The Hebrew writer, without doubt, was referring to what you just read. For anyone to read that and think that Jesus was unafraid is inconceivable. He knew what was coming in the moments ahead of Him while He was praying to our Father (Matthew 16:21, Matthew 20:17-19, and Matthew 26:20-35). Jesus knew He had to go through with it regardless of the fears He was facing (John 4:34). Since Jesus knew that and willingly carried out His Father’s will. It can be said that Jesus fulfilled all that the prophets prophesied concerning Him (Acts 3:18). Think about how it was prophesied that Jesus was a man of sorrows and acquainted with grief (Isaiah 53:3). It was foretold that He would be put to grief (Isaiah 53:10).
The penman of this letter recorded that Jesus prayed to Him who was able to save Him from death. That was certainly true (Mark 14:36). However, Jesus was not without freewill in what He was going to face. Jesus said: “I am the good shepherd: the good shepherd giveth his life for the sheep. But he that is an hireling, and not the shepherd, whose own the sheep are not, seeth the wolf coming, and leaveth the sheep, and fleeth: and the wolf catcheth them, and scattereth the sheep. The hireling fleeth, because he is an hireling, and careth not for the sheep. I am the good shepherd, and know my sheep, and am known of mine. As the Father knoweth me, even so know I the Father: and I lay down my life for the sheep. And other sheep I have, which are not of this fold: them also I must bring, and they shall hear my voice; and there shall be one fold, and one shepherd. Therefore doth my Father love me, because I lay down my life, that I might take it again. No man taketh it from me, but I lay it down of myself. I have power to lay it down, and I have power to take it again. This commandment have I received of my Father” (John 10:11-18).

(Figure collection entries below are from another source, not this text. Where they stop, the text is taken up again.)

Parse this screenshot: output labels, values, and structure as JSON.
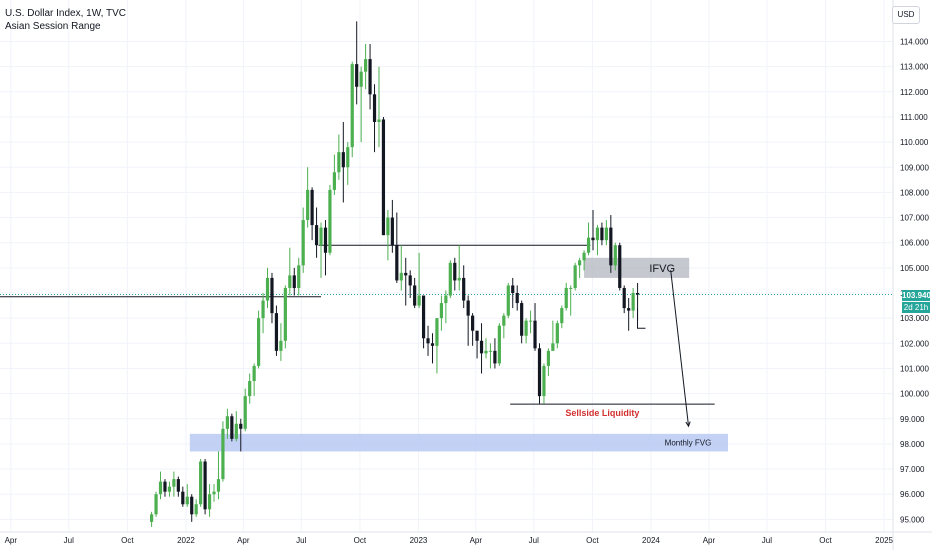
{
  "header": {
    "title": "U.S. Dollar Index, 1W, TVC",
    "indicator": "Asian Session Range",
    "currency": "USD"
  },
  "price_tag": {
    "value": "103.940",
    "timer": "2d 21h"
  },
  "colors": {
    "up": "#4caf50",
    "down": "#131722",
    "last_price": "#26a69a",
    "ifvg_zone": "#b2b5be",
    "fvg_zone": "#b9c9f3",
    "liquidity_text": "#d32f2f",
    "grid": "#f0f3fa"
  },
  "chart_data": {
    "type": "candlestick",
    "ylim": [
      94.8,
      114.8
    ],
    "x_range": [
      "2021-03-15",
      "2025-01-15"
    ],
    "y_ticks": [
      "114.000",
      "113.000",
      "112.000",
      "111.000",
      "110.000",
      "109.000",
      "108.000",
      "107.000",
      "106.000",
      "105.000",
      "104.000",
      "103.000",
      "102.000",
      "101.000",
      "100.000",
      "99.000",
      "98.000",
      "97.000",
      "96.000",
      "95.000"
    ],
    "x_ticks": [
      {
        "label": "Apr",
        "date": "2021-04-01"
      },
      {
        "label": "Jul",
        "date": "2021-07-01"
      },
      {
        "label": "Oct",
        "date": "2021-10-01"
      },
      {
        "label": "2022",
        "date": "2022-01-01"
      },
      {
        "label": "Apr",
        "date": "2022-04-01"
      },
      {
        "label": "Jul",
        "date": "2022-07-01"
      },
      {
        "label": "Oct",
        "date": "2022-10-01"
      },
      {
        "label": "2023",
        "date": "2023-01-01"
      },
      {
        "label": "Apr",
        "date": "2023-04-01"
      },
      {
        "label": "Jul",
        "date": "2023-07-01"
      },
      {
        "label": "Oct",
        "date": "2023-10-01"
      },
      {
        "label": "2024",
        "date": "2024-01-01"
      },
      {
        "label": "Apr",
        "date": "2024-04-01"
      },
      {
        "label": "Jul",
        "date": "2024-07-01"
      },
      {
        "label": "Oct",
        "date": "2024-10-01"
      },
      {
        "label": "2025",
        "date": "2025-01-01"
      }
    ],
    "last_price": 103.94,
    "candles": [
      [
        "2021-11-08",
        94.9,
        95.2,
        94.7,
        95.3
      ],
      [
        "2021-11-15",
        95.2,
        96.0,
        95.1,
        96.1
      ],
      [
        "2021-11-22",
        96.0,
        96.5,
        95.8,
        96.9
      ],
      [
        "2021-11-29",
        96.5,
        96.1,
        95.9,
        96.6
      ],
      [
        "2021-12-06",
        96.1,
        96.3,
        95.9,
        96.5
      ],
      [
        "2021-12-13",
        96.3,
        96.6,
        95.9,
        96.9
      ],
      [
        "2021-12-20",
        96.6,
        96.1,
        95.9,
        96.7
      ],
      [
        "2021-12-27",
        96.1,
        95.6,
        95.5,
        96.3
      ],
      [
        "2022-01-03",
        95.6,
        95.9,
        95.5,
        96.4
      ],
      [
        "2022-01-10",
        95.9,
        95.2,
        94.9,
        96.0
      ],
      [
        "2022-01-17",
        95.2,
        95.6,
        95.1,
        95.8
      ],
      [
        "2022-01-24",
        95.6,
        97.3,
        95.5,
        97.4
      ],
      [
        "2022-01-31",
        97.3,
        95.4,
        95.2,
        97.4
      ],
      [
        "2022-02-07",
        95.4,
        96.0,
        95.1,
        96.4
      ],
      [
        "2022-02-14",
        96.0,
        96.1,
        95.7,
        96.4
      ],
      [
        "2022-02-21",
        96.1,
        96.6,
        95.8,
        97.7
      ],
      [
        "2022-02-28",
        96.6,
        98.6,
        96.5,
        98.9
      ],
      [
        "2022-03-07",
        98.6,
        99.1,
        98.2,
        99.4
      ],
      [
        "2022-03-14",
        99.1,
        98.2,
        98.1,
        99.2
      ],
      [
        "2022-03-21",
        98.2,
        98.8,
        98.1,
        99.3
      ],
      [
        "2022-03-28",
        98.8,
        98.6,
        97.7,
        99.0
      ],
      [
        "2022-04-04",
        98.6,
        99.9,
        98.5,
        100.2
      ],
      [
        "2022-04-11",
        99.9,
        100.5,
        99.6,
        100.8
      ],
      [
        "2022-04-18",
        100.5,
        101.1,
        99.9,
        101.2
      ],
      [
        "2022-04-25",
        101.1,
        103.0,
        101.0,
        103.3
      ],
      [
        "2022-05-02",
        103.0,
        103.7,
        102.4,
        104.0
      ],
      [
        "2022-05-09",
        103.7,
        104.6,
        103.4,
        105.0
      ],
      [
        "2022-05-16",
        104.6,
        103.2,
        102.8,
        104.8
      ],
      [
        "2022-05-23",
        103.2,
        101.7,
        101.5,
        103.5
      ],
      [
        "2022-05-30",
        101.7,
        102.1,
        101.3,
        102.8
      ],
      [
        "2022-06-06",
        102.1,
        104.2,
        101.8,
        104.3
      ],
      [
        "2022-06-13",
        104.2,
        104.7,
        103.9,
        105.8
      ],
      [
        "2022-06-20",
        104.7,
        104.2,
        103.9,
        105.0
      ],
      [
        "2022-06-27",
        104.2,
        105.1,
        103.9,
        105.4
      ],
      [
        "2022-07-04",
        105.1,
        106.9,
        104.8,
        107.4
      ],
      [
        "2022-07-11",
        106.9,
        108.1,
        106.6,
        109.0
      ],
      [
        "2022-07-18",
        108.1,
        106.7,
        106.1,
        108.2
      ],
      [
        "2022-07-25",
        106.7,
        105.9,
        105.4,
        107.4
      ],
      [
        "2022-08-01",
        105.9,
        106.6,
        104.6,
        106.8
      ],
      [
        "2022-08-08",
        106.6,
        105.6,
        104.7,
        106.9
      ],
      [
        "2022-08-15",
        105.6,
        108.1,
        105.5,
        108.3
      ],
      [
        "2022-08-22",
        108.1,
        108.8,
        107.9,
        109.5
      ],
      [
        "2022-08-29",
        108.8,
        109.6,
        108.5,
        110.3
      ],
      [
        "2022-09-05",
        109.6,
        109.0,
        107.6,
        110.8
      ],
      [
        "2022-09-12",
        109.0,
        109.8,
        108.3,
        110.0
      ],
      [
        "2022-09-19",
        109.8,
        113.1,
        109.4,
        113.2
      ],
      [
        "2022-09-26",
        113.1,
        112.2,
        111.5,
        114.8
      ],
      [
        "2022-10-03",
        112.2,
        112.8,
        110.0,
        113.0
      ],
      [
        "2022-10-10",
        112.8,
        113.3,
        112.1,
        113.9
      ],
      [
        "2022-10-17",
        113.3,
        111.9,
        111.3,
        113.9
      ],
      [
        "2022-10-24",
        111.9,
        110.8,
        109.6,
        112.3
      ],
      [
        "2022-10-31",
        110.8,
        110.9,
        109.8,
        113.0
      ],
      [
        "2022-11-07",
        110.9,
        106.3,
        106.3,
        111.0
      ],
      [
        "2022-11-14",
        106.3,
        107.0,
        105.3,
        107.3
      ],
      [
        "2022-11-21",
        107.0,
        105.9,
        105.6,
        107.7
      ],
      [
        "2022-11-28",
        105.9,
        104.5,
        104.4,
        107.2
      ],
      [
        "2022-12-05",
        104.5,
        104.8,
        104.1,
        105.9
      ],
      [
        "2022-12-12",
        104.8,
        104.7,
        103.5,
        105.4
      ],
      [
        "2022-12-19",
        104.7,
        104.3,
        103.8,
        104.9
      ],
      [
        "2022-12-26",
        104.3,
        103.5,
        103.4,
        104.6
      ],
      [
        "2023-01-02",
        103.5,
        103.9,
        103.4,
        105.6
      ],
      [
        "2023-01-09",
        103.9,
        102.2,
        101.8,
        103.9
      ],
      [
        "2023-01-16",
        102.2,
        102.0,
        101.5,
        102.7
      ],
      [
        "2023-01-23",
        102.0,
        101.9,
        101.2,
        102.4
      ],
      [
        "2023-01-30",
        101.9,
        103.0,
        100.8,
        103.0
      ],
      [
        "2023-02-06",
        103.0,
        103.6,
        102.5,
        103.9
      ],
      [
        "2023-02-13",
        103.6,
        103.9,
        102.8,
        104.1
      ],
      [
        "2023-02-20",
        103.9,
        105.2,
        103.8,
        105.3
      ],
      [
        "2023-02-27",
        105.2,
        104.5,
        104.1,
        105.4
      ],
      [
        "2023-03-06",
        104.5,
        104.6,
        104.1,
        105.9
      ],
      [
        "2023-03-13",
        104.6,
        103.7,
        103.4,
        105.1
      ],
      [
        "2023-03-20",
        103.7,
        103.1,
        101.9,
        103.9
      ],
      [
        "2023-03-27",
        103.1,
        102.5,
        101.9,
        103.2
      ],
      [
        "2023-04-03",
        102.5,
        102.1,
        101.4,
        102.5
      ],
      [
        "2023-04-10",
        102.1,
        101.6,
        100.8,
        102.8
      ],
      [
        "2023-04-17",
        101.6,
        101.7,
        101.4,
        102.2
      ],
      [
        "2023-04-24",
        101.7,
        101.7,
        101.0,
        102.0
      ],
      [
        "2023-05-01",
        101.7,
        101.2,
        101.0,
        102.2
      ],
      [
        "2023-05-08",
        101.2,
        102.7,
        101.1,
        102.8
      ],
      [
        "2023-05-15",
        102.7,
        103.1,
        102.2,
        103.2
      ],
      [
        "2023-05-22",
        103.1,
        104.3,
        103.0,
        104.4
      ],
      [
        "2023-05-29",
        104.3,
        104.0,
        103.4,
        104.6
      ],
      [
        "2023-06-05",
        104.0,
        103.6,
        103.3,
        104.3
      ],
      [
        "2023-06-12",
        103.6,
        102.3,
        102.0,
        103.7
      ],
      [
        "2023-06-19",
        102.3,
        102.9,
        102.0,
        103.0
      ],
      [
        "2023-06-26",
        102.9,
        102.9,
        102.4,
        103.3
      ],
      [
        "2023-07-03",
        102.9,
        101.8,
        101.7,
        103.6
      ],
      [
        "2023-07-10",
        101.8,
        99.9,
        99.6,
        102.0
      ],
      [
        "2023-07-17",
        99.9,
        101.1,
        99.6,
        101.2
      ],
      [
        "2023-07-24",
        101.1,
        101.7,
        100.7,
        101.8
      ],
      [
        "2023-07-31",
        101.7,
        102.0,
        101.7,
        102.9
      ],
      [
        "2023-08-07",
        102.0,
        102.8,
        101.8,
        102.9
      ],
      [
        "2023-08-14",
        102.8,
        103.4,
        102.6,
        103.5
      ],
      [
        "2023-08-21",
        103.4,
        104.2,
        103.3,
        104.4
      ],
      [
        "2023-08-28",
        104.2,
        104.2,
        103.1,
        104.3
      ],
      [
        "2023-09-04",
        104.2,
        105.1,
        104.1,
        105.2
      ],
      [
        "2023-09-11",
        105.1,
        105.3,
        104.6,
        105.4
      ],
      [
        "2023-09-18",
        105.3,
        105.6,
        104.9,
        105.7
      ],
      [
        "2023-09-25",
        105.6,
        106.2,
        105.5,
        106.8
      ],
      [
        "2023-10-02",
        106.2,
        106.1,
        105.7,
        107.3
      ],
      [
        "2023-10-09",
        106.1,
        106.6,
        105.5,
        106.7
      ],
      [
        "2023-10-16",
        106.6,
        106.1,
        105.9,
        106.8
      ],
      [
        "2023-10-23",
        106.1,
        106.6,
        105.9,
        106.9
      ],
      [
        "2023-10-30",
        106.6,
        105.1,
        104.8,
        107.1
      ],
      [
        "2023-11-06",
        105.1,
        105.9,
        104.9,
        106.0
      ],
      [
        "2023-11-13",
        105.9,
        104.2,
        104.1,
        106.0
      ],
      [
        "2023-11-20",
        104.2,
        103.4,
        103.2,
        104.3
      ],
      [
        "2023-11-27",
        103.4,
        103.3,
        102.5,
        103.8
      ],
      [
        "2023-12-04",
        103.3,
        104.0,
        103.0,
        104.2
      ],
      [
        "2023-12-11",
        104.0,
        103.94,
        102.9,
        104.4
      ]
    ],
    "zones": [
      {
        "label": "IFVG",
        "from": "2023-09-18",
        "to": "2024-03-01",
        "y_low": 104.6,
        "y_high": 105.4
      },
      {
        "label": "Monthly FVG",
        "from": "2022-01-07",
        "to": "2024-05-01",
        "y_low": 97.7,
        "y_high": 98.4
      }
    ],
    "levels": [
      {
        "name": "range-high",
        "from": "2022-07-28",
        "to": "2023-09-28",
        "y": 105.9
      },
      {
        "name": "range-low",
        "from": "2021-03-15",
        "to": "2022-08-01",
        "y": 103.85
      },
      {
        "name": "sellside-liquidity",
        "label": "Sellside Liquidity",
        "from": "2023-05-25",
        "to": "2024-04-10",
        "y": 99.58
      }
    ],
    "projection": [
      {
        "date": "2024-02-01",
        "y": 104.9
      },
      {
        "date": "2024-02-29",
        "y": 98.7
      }
    ],
    "marker": {
      "date": "2023-12-14",
      "y_top": 103.4,
      "y_bottom": 102.6
    }
  }
}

The Hebrew writer also stated that Jesus was heard in that He feared. There is a lot to consider in that statement. In brief, think about our Father’s presence in the life of His only begotten Son, during a time of fear. Jeremiah wrote of a time when he was imprisoned and how that God heard him in a time of his fears (Lamentations 3:55-57; cf. Jeremiah 38:6). The faithful can come to our Father with our burdens (Psalms 56:1-4 and I Peter 5:7). That does not mean deliverance from what is to come. Jesus knew that as we’ve already considered. As you go back to that night of betrayal and arrest when Jesus was in prayer, after His time in prayer, He was ready to go forward unto His horrific death.
If we learn from our Lord and Savior Jesus Christ about prayer, we can know we have a Father that hears us in our difficult times (Proverbs 15:29 and I Peter 3:12). What we will discuss going forward is that prayer did not relieve Jesus of what was expected of Him. The same is true for us. Thankfully, our high priest understands all of that from His experiences.